Regulatorik und Recycling
Verkaufsverpackungen, die nach Gebrauch typischerweise beim privaten Endverbraucher als Abfall anfallen, sind nach § 3 Abs. 8 VerpackG systembeteiligungspflichtig – das betrifft auch Blisterverpackungen im Einzelhandel, etwa für Batterien, Kleinelektronik oder Spielwaren. Beim Recycling gilt die feste Verbindung von PVC und Aluminium in klassischen Durchdrückblistern lange als Hindernis; laut Fachpresse ist die Trennung beider Fraktionen inzwischen im industriellen Maßstab möglich, sodass Produktionsreste bereits werkstofflich verwertet werden, während das Recycling gebrauchter Blister aus dem Markt noch im Aufbau ist. Entsprechend rücken nachhaltige Verpackungen und Monomaterial-Lösungen aus PET oder PP stärker in den Fokus, ebenso wie teilweise biobasierte Kunststoffe – Grundlagen dazu liefert der Beitrag zu Bioplastik.

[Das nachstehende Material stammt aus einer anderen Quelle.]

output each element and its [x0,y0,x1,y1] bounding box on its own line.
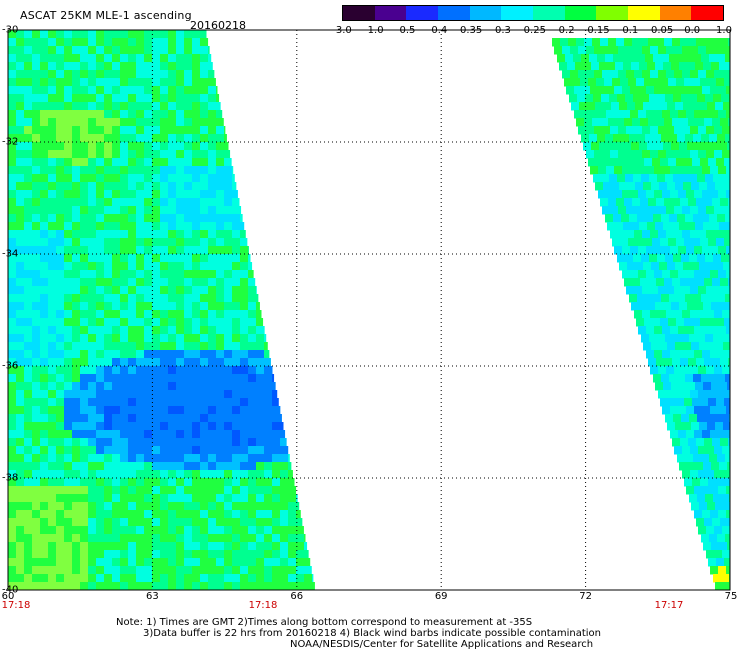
product-date: 20160218 [190,19,246,32]
map-frame [7,29,731,591]
colorbar-swatch [659,6,692,20]
longitude-tick-label: 63 [146,591,159,602]
latitude-tick-label: -38 [2,472,19,484]
colorbar-swatch [564,6,597,20]
colorbar-swatch [596,6,629,20]
longitude-tick-label: 75 [724,591,738,602]
note-line-1: Note: 1) Times are GMT 2)Times along bot… [116,617,533,628]
pass-time-label: 17:18 [248,600,278,611]
note-line-3: NOAA/NESDIS/Center for Satellite Applica… [290,639,594,650]
graticule [8,30,730,590]
latitude-tick-label: -32 [2,136,19,148]
latitude-tick-label: -40 [2,584,19,596]
colorbar-swatch [533,6,565,20]
swath-east [552,38,731,591]
colorbar-swatch [501,6,534,20]
product-title: ASCAT 25KM MLE-1 ascending [20,9,192,22]
swath-west [8,30,315,591]
longitude-tick-label: 66 [290,591,304,602]
colorbar [342,5,724,21]
colorbar-swatch [374,6,407,20]
colorbar-swatch [691,6,724,20]
pass-time-label: 17:18 [1,600,31,611]
latitude-tick-label: -36 [2,360,19,372]
latitude-tick-label: -30 [2,24,19,36]
latitude-tick-label: -34 [2,248,19,260]
longitude-tick-label: 60 [1,591,15,602]
longitude-tick-label: 72 [579,591,592,602]
colorbar-swatch [406,6,439,20]
colorbar-swatch [469,6,502,20]
pass-time-label: 17:17 [654,600,684,611]
note-line-2: 3)Data buffer is 22 hrs from 20160218 4)… [143,628,601,639]
colorbar-swatch [628,6,660,20]
colorbar-swatch [343,6,375,20]
colorbar-swatch [438,6,470,20]
longitude-tick-label: 69 [434,591,448,602]
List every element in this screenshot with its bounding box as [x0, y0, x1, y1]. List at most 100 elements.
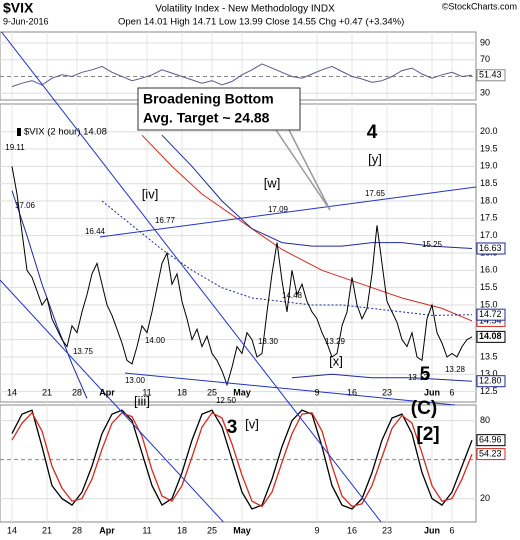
- price-label: 19.11: [5, 143, 25, 152]
- pointer: [287, 127, 331, 211]
- price-label: 16.44: [85, 227, 106, 236]
- y-tick-label: 20.0: [480, 126, 498, 136]
- legend-icon: [17, 128, 21, 136]
- x-tick-label: Jun: [424, 387, 440, 397]
- y-tick-label: 13.5: [480, 351, 498, 361]
- x-tick-label: 23: [382, 387, 392, 397]
- value-label: 14.08: [479, 331, 502, 341]
- value-label: 12.80: [479, 376, 502, 386]
- value-label-box: [476, 242, 506, 255]
- price-label: 15.25: [422, 240, 443, 249]
- x-tick-label: 18: [177, 387, 187, 397]
- y-tick-label: 90: [480, 37, 490, 47]
- value-label: 14.72: [479, 309, 502, 319]
- value-label: 64.96: [479, 435, 502, 445]
- price-label: 17.09: [268, 205, 289, 214]
- wave-label: [x]: [329, 353, 343, 368]
- trendlines: [0, 32, 476, 522]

Wer Materialkombinationen für Blister im Sinne der Kreislaufwirtschaft entwickelt, arbeitet üblicherweise als Verpackungstechniker oder -ingenieurin; einen Überblick über den Werdegang gibt der Beitrag Verpackungstechnologien studieren.
Häufig gestellte Fragen
Was ist eine Blisterverpackung und wofür wird sie eingesetzt?
Eine Blisterverpackung ist eine formstabile Sichtverpackung aus einer tiefgezogenen Kunststoff-Kavität und einer Rückseite aus Karton oder Folie. Sie schützt das Produkt, macht es sichtbar und wird vor allem bei Arzneimitteln, Elektronik, Werkzeugen, Kosmetik und Spielwaren eingesetzt.
Welche Materialien werden für Blisterverpackungen verwendet?
Am häufigsten kommen PETG und A-PET zum Einsatz, seltener PVC oder PP. Für besonders empfindliche Arzneistoffe werden Kaltformfolien aus einem Laminat von orientiertem Polyamid, Aluminium und einer Polymerschicht verwendet. Die Kartonrückseite besteht meist aus 300 bis 700 g/m² starkem, siegellackbeschichtetem Karton.
Wie funktioniert das Tiefziehverfahren bei der Herstellung?
Die Kunststofffolie wird erhitzt, per Vakuum oder Druckluft in die Kavität des Formwerkzeugs gezogen, dort abgekühlt und anschließend konturgestanzt. Formteil und Kartonrückseite werden danach heißgesiegelt.
Wodurch unterscheidet sich ein Durchdrückblister von einem Peelblister?
Beim Durchdrückblister (PTP) wird das Produkt durch die Deckelfolie gedrückt, die dabei gezielt reißt. Beim Peelblister wird die Deckelfolie stattdessen abgezogen, bevor der Inhalt entnommen wird – ein Verfahren, das vor allem dort eingesetzt wird, wo ein Durchdrücken den Inhalt beschädigen oder eine sterile Barriere verletzen würde.
Sind Blisterverpackungen für Arzneimittel kindersicher?
Nicht wiederverschließbare Arzneimittelblister müssen die Anforderungen der DIN EN ISO 14375 erfüllen, wiederverschließbare Verpackungen die der DIN EN ISO 8317. Beide Normen verlangen, dass Kleinkinder die Verpackung überwiegend nicht öffnen können, während Senioren sie zuverlässig öffnen können müssen.